Future research can help us better understand how gender impacts democracy in politics and how it can improve government performance in combating harmful pollutants. Investigating how political affiliation and leadership roles influence women’s involvement in pro-environmental activities is also necessary. Another area worth exploring is the role of gender in shaping lifestyles that actively contribute to improving environmental quality. Additionally, it is crucial to determine if a threshold for women’s representation in political leadership triggers a noticeable and beneficial impact on reducing pollution. By studying these areas, future research can offer valuable insights into the complex dynamics between gender, politics, and environmental initiatives.
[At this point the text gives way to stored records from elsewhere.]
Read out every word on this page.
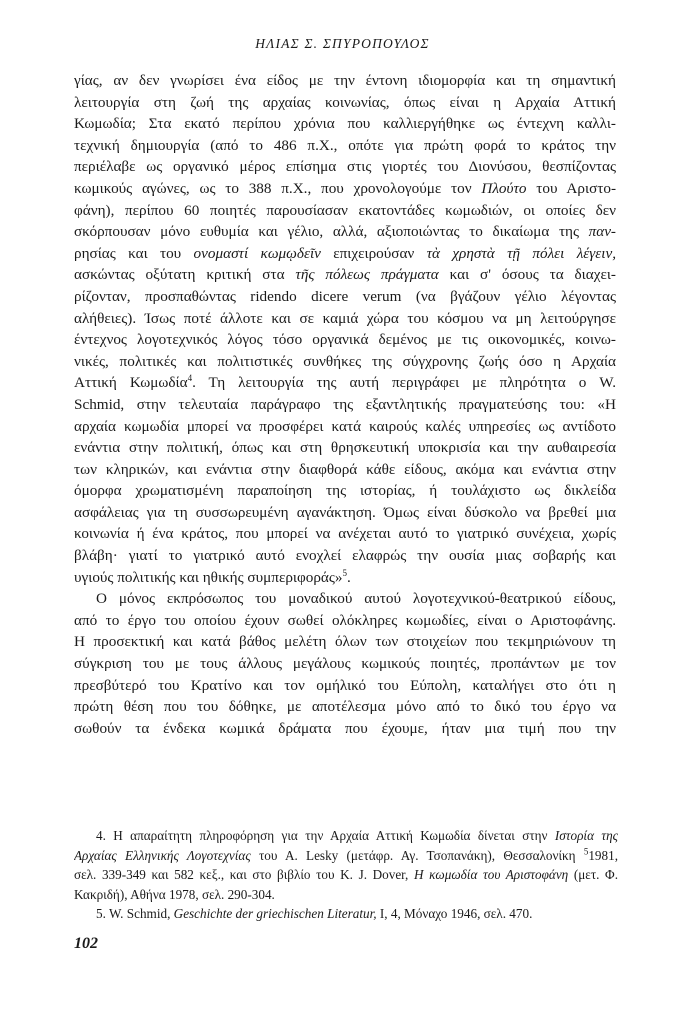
ΗΛΙΑΣ Σ. ΣΠΥΡΟΠΟΥΛΟΣ
γίας, αν δεν γνωρίσει ένα είδος με την έντονη ιδιομορφία και τη σημαντική
λειτουργία στη ζωή της αρχαίας κοινωνίας, όπως είναι η Αρχαία Αττική
Κωμωδία; Στα εκατό περίπου χρόνια που καλλιεργήθηκε ως έντεχνη καλλι-
τεχνική δημιουργία (από το 486 π.Χ., οπότε για πρώτη φορά το κράτος την
περιέλαβε ως οργανικό μέρος επίσημα στις γιορτές του Διονύσου, θεσπίζοντας
κωμικούς αγώνες, ως το 388 π.Χ., που χρονολογούμε τον Πλούτο του Αριστο-
φάνη), περίπου 60 ποιητές παρουσίασαν εκατοντάδες κωμωδιών, οι οποίες δεν
σκόρπουσαν μόνο ευθυμία και γέλιο, αλλά, αξιοποιώντας το δικαίωμα της παν-
ρησίας και του ονομαστί κωμῳδεῖν επιχειρούσαν τὰ χρηστὰ τῇ πόλει λέγειν,
ασκώντας οξύτατη κριτική στα τῆς πόλεως πράγματα και σ' όσους τα διαχει-
ρίζονταν, προσπαθώντας ridendo dicere verum (να βγάζουν γέλιο λέγοντας
αλήθειες). Ίσως ποτέ άλλοτε και σε καμιά χώρα του κόσμου να μη λειτούργησε
έντεχνος λογοτεχνικός λόγος τόσο οργανικά δεμένος με τις οικονομικές, κοινω-
νικές, πολιτικές και πολιτιστικές συνθήκες της σύγχρονης ζωής όσο η Αρχαία
Αττική Κωμωδία$^4$. Τη λειτουργία της αυτή περιγράφει με πληρότητα ο W.
Schmid, στην τελευταία παράγραφο της εξαντλητικής πραγματεύσης του: «Η
αρχαία κωμωδία μπορεί να προσφέρει κατά καιρούς καλές υπηρεσίες ως αντίδοτο
ενάντια στην πολιτική, όπως και στη θρησκευτική υποκρισία και την αυθαιρεσία
των κληρικών, και ενάντια στην διαφθορά κάθε είδους, ακόμα και ενάντια στην
όμορφα χρωματισμένη παραποίηση της ιστορίας, ή τουλάχιστο ως δικλείδα
ασφάλειας για τη συσσωρευμένη αγανάκτηση. Όμως είναι δύσκολο να βρεθεί μια
κοινωνία ή ένα κράτος, που μπορεί να ανέχεται αυτό το γιατρικό συνέχεια, χωρίς
βλάβη· γιατί το γιατρικό αυτό ενοχλεί ελαφρώς την ουσία μιας σοβαρής και
υγιούς πολιτικής και ηθικής συμπεριφοράς»$^5$.
Ο μόνος εκπρόσωπος του μοναδικού αυτού λογοτεχνικού-θεατρικού είδους,
από το έργο του οποίου έχουν σωθεί ολόκληρες κωμωδίες, είναι ο Αριστοφάνης.
Η προσεκτική και κατά βάθος μελέτη όλων των στοιχείων που τεκμηριώνουν τη
σύγκριση του με τους άλλους μεγάλους κωμικούς ποιητές, προπάντων με τον
πρεσβύτερό του Κρατίνο και τον ομήλικό του Εύπολη, καταλήγει στο ότι η
πρώτη θέση που του δόθηκε, με αποτέλεσμα μόνο από το δικό του έργο να
σωθούν τα ένδεκα κωμικά δράματα που έχουμε, ήταν μια τιμή που την
4. Η απαραίτητη πληροφόρηση για την Αρχαία Αττική Κωμωδία δίνεται στην Ιστορία της
Αρχαίας Ελληνικής Λογοτεχνίας του Α. Lesky (μετάφρ. Αγ. Τσοπανάκη), Θεσσαλονίκη $^5$1981,
σελ. 339-349 και 582 κεξ., και στο βιβλίο του Κ. J. Dover, Η κωμωδία του Αριστοφάνη (μετ. Φ.
Κακριδή), Αθήνα 1978, σελ. 290-304.
5. W. Schmid, Geschichte der griechischen Literatur, I, 4, Μόναχο 1946, σελ. 470.
102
This research can contribute to developing more effective and targeted policies for sustainable and eco-friendly practices.

This investigation is a comprehensive contribution to the United Nations Sustainable Development Goals (SDGs), covering various aspects of sustainable development. This study establishes a crucial connection between women’s political participation and PM2.5 air pollution, addressing SDG 5. The research recognizes the complex relationship between gender dynamics in governance and environmental outcomes, actively promoting gender equality and empowering women and girls. Additionally, the findings align with SDG 3 by highlighting the direct impact of environmental pollution on public health and well-being. This study suggests gender-informed policies aimed at reducing pollution levels, which contribute to creating more sustainable and resilient urban environments, aligning with SDG 11. The investigation also supports SDG 7 by advocating for increased renewable energy consumption, which can help decrease PM2.5 emissions and ensure access to affordable, reliable, sustainable, and modern energy. Furthermore, this study emphasizes the importance of gender representation in decision-making processes, which aligns with SDG 16’s goal of promoting inclusive, just, and strong institutions. Lastly, the research underscores the importance of partnerships for achieving common objectives related to gender equality, environmental protection, and sustainable development, as highlighted in SDG 17.

This research comprehensively advances critical sustainable development elements and interconnects gender, politics, and environmental considerations.